Tiger Research : Zuckerberg commence à miser sur les marchés de prédiction, tandis que les pays asiatiques les considèrent toujours comme des jeux d'argent
Les marchés prédictifs, autrefois cantonnés à des concepts académiques, se sont transformés en une industrie établie depuis 2020, avec un volume mensuel dépassant 140 milliards de dollars. L'entrée de Meta, avec l'application Arena dirigée par Mark Zuckerberg, valide ce modèle économique.
Historiquement, ces marchés trouvent leurs racines dans des paris politiques informels du 18e siècle et se sont structurés via des expériences académiques comme le Iowa Electronic Market dans les années 1980. Leur mécanisme s'apparente aux options binaires, où un contrat paie 1$ si un événement se produit, 0$ sinon, le prix négocié reflétant la probabilité perçue par le marché.

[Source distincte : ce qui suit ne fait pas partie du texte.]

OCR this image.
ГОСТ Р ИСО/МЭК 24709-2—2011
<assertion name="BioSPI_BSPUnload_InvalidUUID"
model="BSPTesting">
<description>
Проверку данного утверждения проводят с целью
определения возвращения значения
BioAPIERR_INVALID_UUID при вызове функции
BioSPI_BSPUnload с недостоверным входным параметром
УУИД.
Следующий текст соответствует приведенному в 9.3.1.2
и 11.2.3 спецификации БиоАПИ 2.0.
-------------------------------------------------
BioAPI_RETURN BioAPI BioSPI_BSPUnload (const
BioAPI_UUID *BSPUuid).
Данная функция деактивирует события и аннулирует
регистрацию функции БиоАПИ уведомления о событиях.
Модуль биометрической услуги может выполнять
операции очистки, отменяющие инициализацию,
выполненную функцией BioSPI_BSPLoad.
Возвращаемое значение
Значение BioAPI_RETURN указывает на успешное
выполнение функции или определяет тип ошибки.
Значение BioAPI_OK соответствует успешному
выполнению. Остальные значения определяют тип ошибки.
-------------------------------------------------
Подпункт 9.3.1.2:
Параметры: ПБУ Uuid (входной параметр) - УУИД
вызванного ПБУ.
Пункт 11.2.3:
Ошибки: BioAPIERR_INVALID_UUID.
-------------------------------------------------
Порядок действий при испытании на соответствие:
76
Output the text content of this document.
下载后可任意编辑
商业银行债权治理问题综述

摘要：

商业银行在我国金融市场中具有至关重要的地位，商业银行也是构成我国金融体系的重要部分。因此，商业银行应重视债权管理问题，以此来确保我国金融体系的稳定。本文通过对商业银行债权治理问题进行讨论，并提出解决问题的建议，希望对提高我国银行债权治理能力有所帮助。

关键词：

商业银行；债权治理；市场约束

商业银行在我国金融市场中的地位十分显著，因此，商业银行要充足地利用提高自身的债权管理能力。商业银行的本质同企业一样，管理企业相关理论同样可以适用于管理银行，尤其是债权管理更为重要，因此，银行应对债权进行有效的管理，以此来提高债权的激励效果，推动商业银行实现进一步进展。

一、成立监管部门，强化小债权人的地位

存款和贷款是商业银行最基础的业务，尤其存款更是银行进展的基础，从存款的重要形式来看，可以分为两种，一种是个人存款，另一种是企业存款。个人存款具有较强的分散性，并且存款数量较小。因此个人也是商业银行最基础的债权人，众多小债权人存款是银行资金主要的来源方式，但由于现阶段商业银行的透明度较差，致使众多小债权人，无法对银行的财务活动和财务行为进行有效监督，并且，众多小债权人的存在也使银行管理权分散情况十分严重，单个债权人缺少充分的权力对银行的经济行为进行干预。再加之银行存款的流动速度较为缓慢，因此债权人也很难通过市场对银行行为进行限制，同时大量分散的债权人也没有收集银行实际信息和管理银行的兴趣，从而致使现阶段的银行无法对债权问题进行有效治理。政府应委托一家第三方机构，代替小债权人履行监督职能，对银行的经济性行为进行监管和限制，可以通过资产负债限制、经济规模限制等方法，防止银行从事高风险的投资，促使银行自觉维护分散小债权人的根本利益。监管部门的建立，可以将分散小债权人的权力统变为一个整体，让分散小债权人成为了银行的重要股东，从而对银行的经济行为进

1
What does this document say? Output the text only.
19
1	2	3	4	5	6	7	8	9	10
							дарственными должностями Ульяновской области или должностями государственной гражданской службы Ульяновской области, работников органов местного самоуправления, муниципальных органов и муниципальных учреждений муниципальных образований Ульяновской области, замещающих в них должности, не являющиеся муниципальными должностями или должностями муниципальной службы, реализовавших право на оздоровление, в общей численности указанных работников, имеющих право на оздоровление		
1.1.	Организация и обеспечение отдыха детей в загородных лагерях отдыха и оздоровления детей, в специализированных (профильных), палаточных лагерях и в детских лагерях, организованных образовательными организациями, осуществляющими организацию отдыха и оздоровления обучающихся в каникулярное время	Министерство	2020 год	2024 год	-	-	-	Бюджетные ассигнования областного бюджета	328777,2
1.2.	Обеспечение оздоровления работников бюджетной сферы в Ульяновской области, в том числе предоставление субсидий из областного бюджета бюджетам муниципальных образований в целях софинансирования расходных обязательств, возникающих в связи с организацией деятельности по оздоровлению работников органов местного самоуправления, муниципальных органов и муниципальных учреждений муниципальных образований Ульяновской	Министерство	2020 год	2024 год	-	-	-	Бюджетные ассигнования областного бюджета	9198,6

Aujourd'hui, ils couvrent des sujets variés (sports, politique, économie). Les prix émergent d'un carnet d'ordres, et les résultats sont validés par des « oracles », centralisés ou décentralisés. Leur force réside dans le « skin in the game » : les participants risquant leur propre capital, les prix intègrent efficacement l'information, souvent avec plus de précision que les sondages ou prévisions d'experts, comme observé lors d'élections ou pour des prévisions de taux d'intérêt.
Cependant, la régulation diverge fortement. Aux États-Unis, une décision judiciaire a reconnu leur nature financière, ouvrant la voie aux institutions traditionnelles. En revanche, la plupart des juridictions asiatiques les assimilent encore au jeu de hasard, les excluant des discussions politiques. Cette approche pose trois problèmes : un arbitrage réglementaire poussant les utilisateurs vers des plates-formes offshore risquées, une perte de souveraineté sur des données informationnelles précieuses, et une absence de protection des utilisateurs.
L'article conclut que l'Asie doit engager un débat prospectif pour intégrer ces marchés dans un cadre réglementaire transparent, les considérer comme une infrastructure d'information et canaliser les données générées en atout sociétal, plutôt que de tenter de les bloquer.